[This entry was written on a plane and posted as of the date written]
There's no easy way to say this, and I'm not even sure why I'm addressing this matter in a public forum. My grandmother died Friday. She had a massive stroke on Thursday morning, and died quietly this afternoon. Firey and independent until the end, she was surrounded by family, yet waited until everyone had stepped out for a moment to actually pass.
There is a great sadness within me, yet also a bit of relief. She had been failing for some time, and had lost my grandfather just a few months before. I wasn't there to see her degrade day after day, and I can't even begin to imagine how my cousins, aunt, uncle and mother coped with it. (to say nothing of my grandfather, who watched the woman he'd loved for 60+ years slip away.) Much of my relief is for them.
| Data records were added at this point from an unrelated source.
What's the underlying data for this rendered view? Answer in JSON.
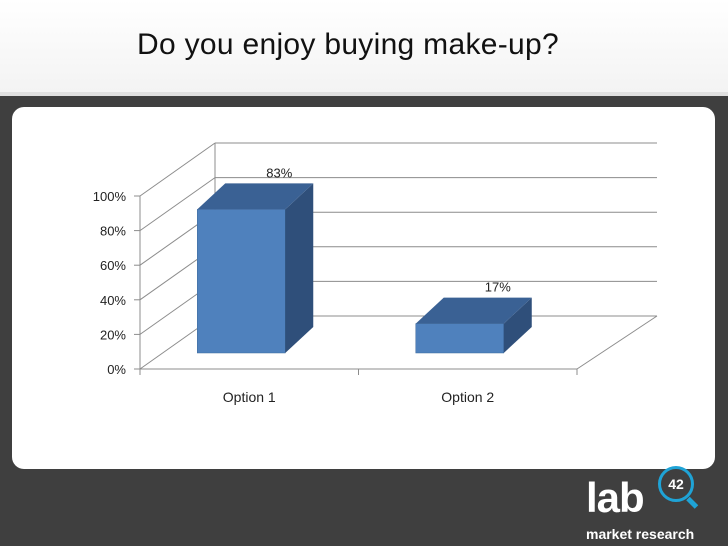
{
  "slide": {
    "title": "Do you enjoy buying make-up?"
  },
  "logo": {
    "wordmark": "lab",
    "badge": "42",
    "subtitle": "market research",
    "accent_color": "#1fa3d6"
  },
  "chart_data": {
    "type": "bar",
    "categories": [
      "Option 1",
      "Option 2"
    ],
    "values": [
      83,
      17
    ],
    "value_labels": [
      "83%",
      "17%"
    ],
    "ylim": [
      0,
      100
    ],
    "yticks": [
      0,
      20,
      40,
      60,
      80,
      100
    ],
    "ytick_labels": [
      "0%",
      "20%",
      "40%",
      "60%",
      "80%",
      "100%"
    ],
    "grid": true,
    "style": "3d",
    "bar_color": "#4f81bd"
  }
}
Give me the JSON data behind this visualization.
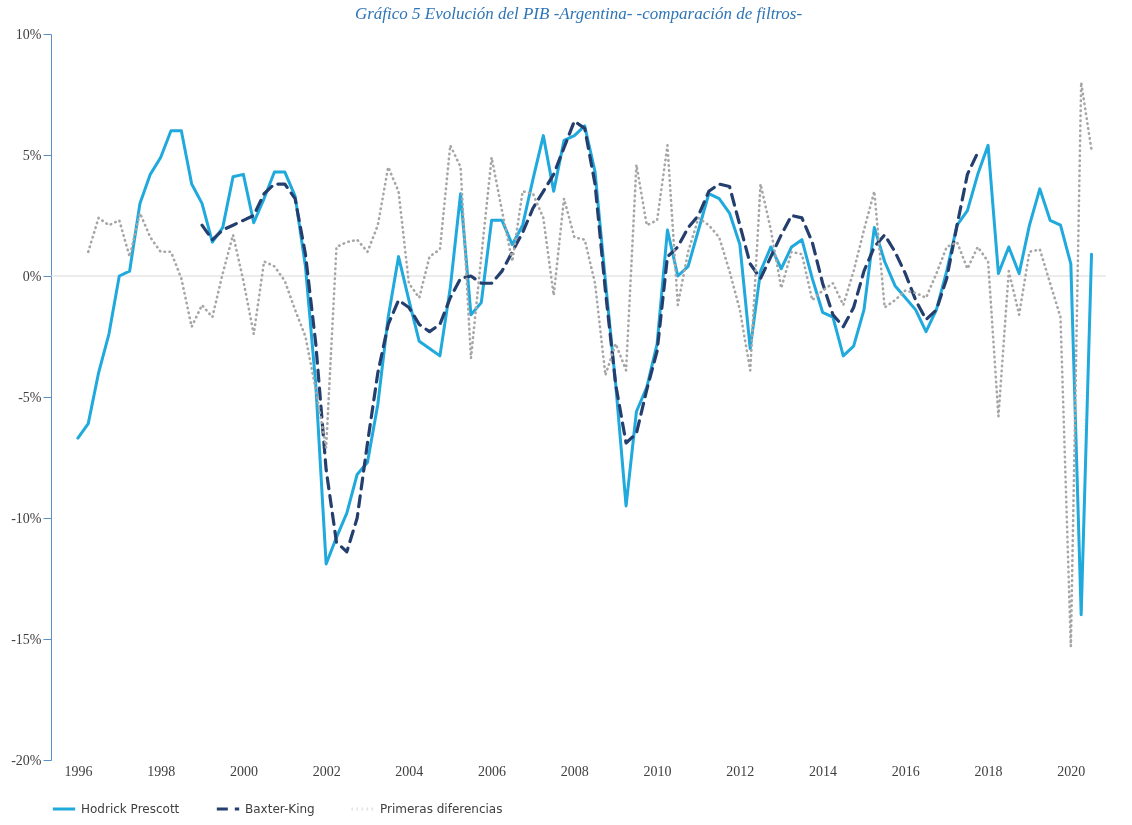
{
  "chart_data": {
    "type": "line",
    "title": "Gráfico 5 Evolución del PIB -Argentina- -comparación de filtros-",
    "x": [
      1996,
      1996.25,
      1996.5,
      1996.75,
      1997,
      1997.25,
      1997.5,
      1997.75,
      1998,
      1998.25,
      1998.5,
      1998.75,
      1999,
      1999.25,
      1999.5,
      1999.75,
      2000,
      2000.25,
      2000.5,
      2000.75,
      2001,
      2001.25,
      2001.5,
      2001.75,
      2002,
      2002.25,
      2002.5,
      2002.75,
      2003,
      2003.25,
      2003.5,
      2003.75,
      2004,
      2004.25,
      2004.5,
      2004.75,
      2005,
      2005.25,
      2005.5,
      2005.75,
      2006,
      2006.25,
      2006.5,
      2006.75,
      2007,
      2007.25,
      2007.5,
      2007.75,
      2008,
      2008.25,
      2008.5,
      2008.75,
      2009,
      2009.25,
      2009.5,
      2009.75,
      2010,
      2010.25,
      2010.5,
      2010.75,
      2011,
      2011.25,
      2011.5,
      2011.75,
      2012,
      2012.25,
      2012.5,
      2012.75,
      2013,
      2013.25,
      2013.5,
      2013.75,
      2014,
      2014.25,
      2014.5,
      2014.75,
      2015,
      2015.25,
      2015.5,
      2015.75,
      2016,
      2016.25,
      2016.5,
      2016.75,
      2017,
      2017.25,
      2017.5,
      2017.75,
      2018,
      2018.25,
      2018.5,
      2018.75,
      2019,
      2019.25,
      2019.5,
      2019.75,
      2020,
      2020.25,
      2020.5
    ],
    "series": [
      {
        "name": "Hodrick Prescott",
        "color": "#1fa9dc",
        "line_style": "solid",
        "values": [
          -6.7,
          -6.1,
          -4.0,
          -2.4,
          0.0,
          0.2,
          3.0,
          4.2,
          4.9,
          6.0,
          6.0,
          3.8,
          3.0,
          1.4,
          2.0,
          4.1,
          4.2,
          2.2,
          3.2,
          4.3,
          4.3,
          3.3,
          0.4,
          -4.5,
          -11.9,
          -10.8,
          -9.8,
          -8.2,
          -7.7,
          -5.3,
          -1.7,
          0.8,
          -1.0,
          -2.7,
          -3.0,
          -3.3,
          -0.5,
          3.4,
          -1.6,
          -1.1,
          2.3,
          2.3,
          1.3,
          2.1,
          4.0,
          5.8,
          3.5,
          5.6,
          5.8,
          6.2,
          4.3,
          -0.2,
          -4.5,
          -9.5,
          -5.6,
          -4.6,
          -2.8,
          1.9,
          0.0,
          0.4,
          1.9,
          3.4,
          3.2,
          2.6,
          1.3,
          -3.0,
          0.2,
          1.2,
          0.3,
          1.2,
          1.5,
          -0.1,
          -1.5,
          -1.7,
          -3.3,
          -2.9,
          -1.4,
          2.0,
          0.6,
          -0.4,
          -0.9,
          -1.4,
          -2.3,
          -1.4,
          0.2,
          2.1,
          2.7,
          4.2,
          5.4,
          0.1,
          1.2,
          0.1,
          2.1,
          3.6,
          2.3,
          2.1,
          0.5,
          -14.0,
          0.9
        ]
      },
      {
        "name": "Baxter-King",
        "color": "#243f6e",
        "line_style": "dashed",
        "values": [
          null,
          null,
          null,
          null,
          null,
          null,
          null,
          null,
          null,
          null,
          null,
          null,
          2.1,
          1.5,
          1.9,
          2.1,
          2.3,
          2.5,
          3.4,
          3.8,
          3.8,
          3.2,
          0.9,
          -2.8,
          -8.0,
          -11.0,
          -11.4,
          -10.0,
          -6.9,
          -4.0,
          -2.0,
          -1.0,
          -1.3,
          -2.0,
          -2.3,
          -2.0,
          -0.9,
          -0.1,
          0.0,
          -0.3,
          -0.3,
          0.2,
          1.0,
          1.8,
          2.8,
          3.5,
          4.2,
          5.3,
          6.4,
          6.1,
          3.8,
          -0.6,
          -4.5,
          -6.9,
          -6.5,
          -4.7,
          -3.1,
          0.8,
          1.2,
          2.0,
          2.5,
          3.5,
          3.8,
          3.7,
          2.1,
          0.5,
          -0.1,
          0.8,
          1.7,
          2.5,
          2.4,
          1.4,
          -0.3,
          -1.6,
          -2.1,
          -1.3,
          0.2,
          1.2,
          1.7,
          1.0,
          0.1,
          -1.0,
          -1.8,
          -1.4,
          -0.1,
          2.1,
          4.2,
          5.1,
          null,
          null,
          null,
          null,
          null,
          null,
          null,
          null,
          null,
          null,
          null
        ]
      },
      {
        "name": "Primeras diferencias",
        "color": "#a6a6a6",
        "line_style": "dotted",
        "values": [
          null,
          1.0,
          2.4,
          2.1,
          2.3,
          0.8,
          2.6,
          1.6,
          1.0,
          1.0,
          -0.1,
          -2.1,
          -1.2,
          -1.7,
          0.1,
          1.7,
          -0.2,
          -2.4,
          0.6,
          0.4,
          -0.2,
          -1.4,
          -2.5,
          -4.7,
          -7.1,
          1.2,
          1.4,
          1.5,
          1.0,
          2.1,
          4.5,
          3.5,
          -0.3,
          -0.9,
          0.8,
          1.1,
          5.4,
          4.5,
          -3.4,
          0.8,
          4.9,
          2.7,
          0.6,
          3.5,
          3.4,
          2.4,
          -0.8,
          3.2,
          1.6,
          1.5,
          -0.3,
          -4.1,
          -2.8,
          -3.9,
          4.6,
          2.1,
          2.3,
          5.4,
          -1.2,
          1.0,
          2.4,
          2.1,
          1.6,
          0.2,
          -1.4,
          -3.9,
          3.8,
          1.9,
          -0.5,
          1.0,
          0.9,
          -1.0,
          -0.6,
          -0.3,
          -1.2,
          0.2,
          1.9,
          3.5,
          -1.3,
          -1.0,
          -0.6,
          -0.7,
          -0.9,
          0.1,
          1.2,
          1.4,
          0.3,
          1.2,
          0.6,
          -5.8,
          0.2,
          -1.6,
          1.0,
          1.1,
          -0.3,
          -1.7,
          -15.3,
          8.0,
          5.2
        ]
      }
    ],
    "xlim": [
      1995.35,
      2020.85
    ],
    "xticks": [
      1996,
      1998,
      2000,
      2002,
      2004,
      2006,
      2008,
      2010,
      2012,
      2014,
      2016,
      2018,
      2020
    ],
    "ylim": [
      -20,
      10
    ],
    "yticks": [
      {
        "value": -20,
        "label": "-20%"
      },
      {
        "value": -15,
        "label": "-15%"
      },
      {
        "value": -10,
        "label": "-10%"
      },
      {
        "value": -5,
        "label": "-5%"
      },
      {
        "value": 0,
        "label": "0%"
      },
      {
        "value": 5,
        "label": "5%"
      },
      {
        "value": 10,
        "label": "10%"
      }
    ],
    "ref_lines": [
      {
        "axis": "y",
        "value": 0,
        "color": "#d9d9d9"
      }
    ],
    "grid": false,
    "legend": "bottom"
  }
}
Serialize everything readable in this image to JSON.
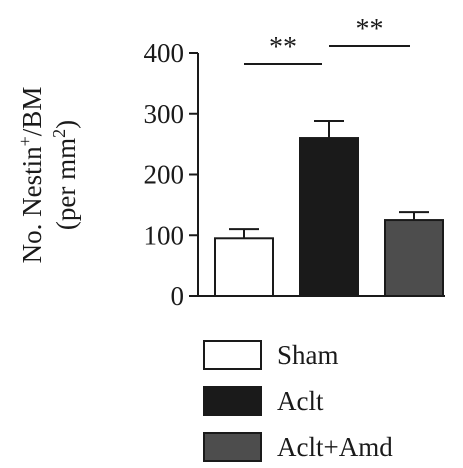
{
  "chart_data": {
    "type": "bar",
    "title": "",
    "ylabel_line1_main": "No. Nestin",
    "ylabel_line1_sup": "+",
    "ylabel_line1_tail": "/BM",
    "ylabel_line2_main": "(per mm",
    "ylabel_line2_sup": "2",
    "ylabel_line2_tail": ")",
    "xlabel": "",
    "ylim": [
      0,
      400
    ],
    "yticks": [
      "0",
      "100",
      "200",
      "300",
      "400"
    ],
    "categories": [
      "Sham",
      "Aclt",
      "Aclt+Amd"
    ],
    "values": [
      95,
      260,
      125
    ],
    "errors": [
      15,
      28,
      13
    ],
    "colors": [
      "#ffffff",
      "#1a1a1a",
      "#4d4d4d"
    ],
    "significance": [
      {
        "from": 0,
        "to": 1,
        "label": "**"
      },
      {
        "from": 1,
        "to": 2,
        "label": "**"
      }
    ],
    "legend_position": "bottom"
  }
}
For the past few years, she told everyone that she had lived a full life. She had much to be proud of. She had beautiful children, grandchildren and great-grandchildren, and these were a source of some of the greatest joys in her life. She left us with a great legacy of memories, admonishments, and guidance. I find myself being caught up in those memories lately.
More recently, she'd have darker moments, she'd say that people are living too long and she's just biding her time. She was still proud of the life she lived, but she was living less and less of it and it frustrated her greatly.
This once again calls into question my beliefs as to what happens next. It's easy for me to *take on* her beliefs and say she's playing bridge behind the pearly gates with my grandfather, Edie & Marty (With Craig standing in as a fourth on occasion). The simple answer is that it honors her to think of things that way, but I find myself feeling that's a cop-out. I have some strong convictions about the nature of life and death, but they are abstract. Concrete events make me question them. I think that examining one's convictions & beliefs is a healthy and important thing, but I also wonder at my "convictions" that don't stand up to a significant stress-test.
These are obviously the ravings of a grief-muddled mind. I'm fortunate that MT allows me to put them "below the fold."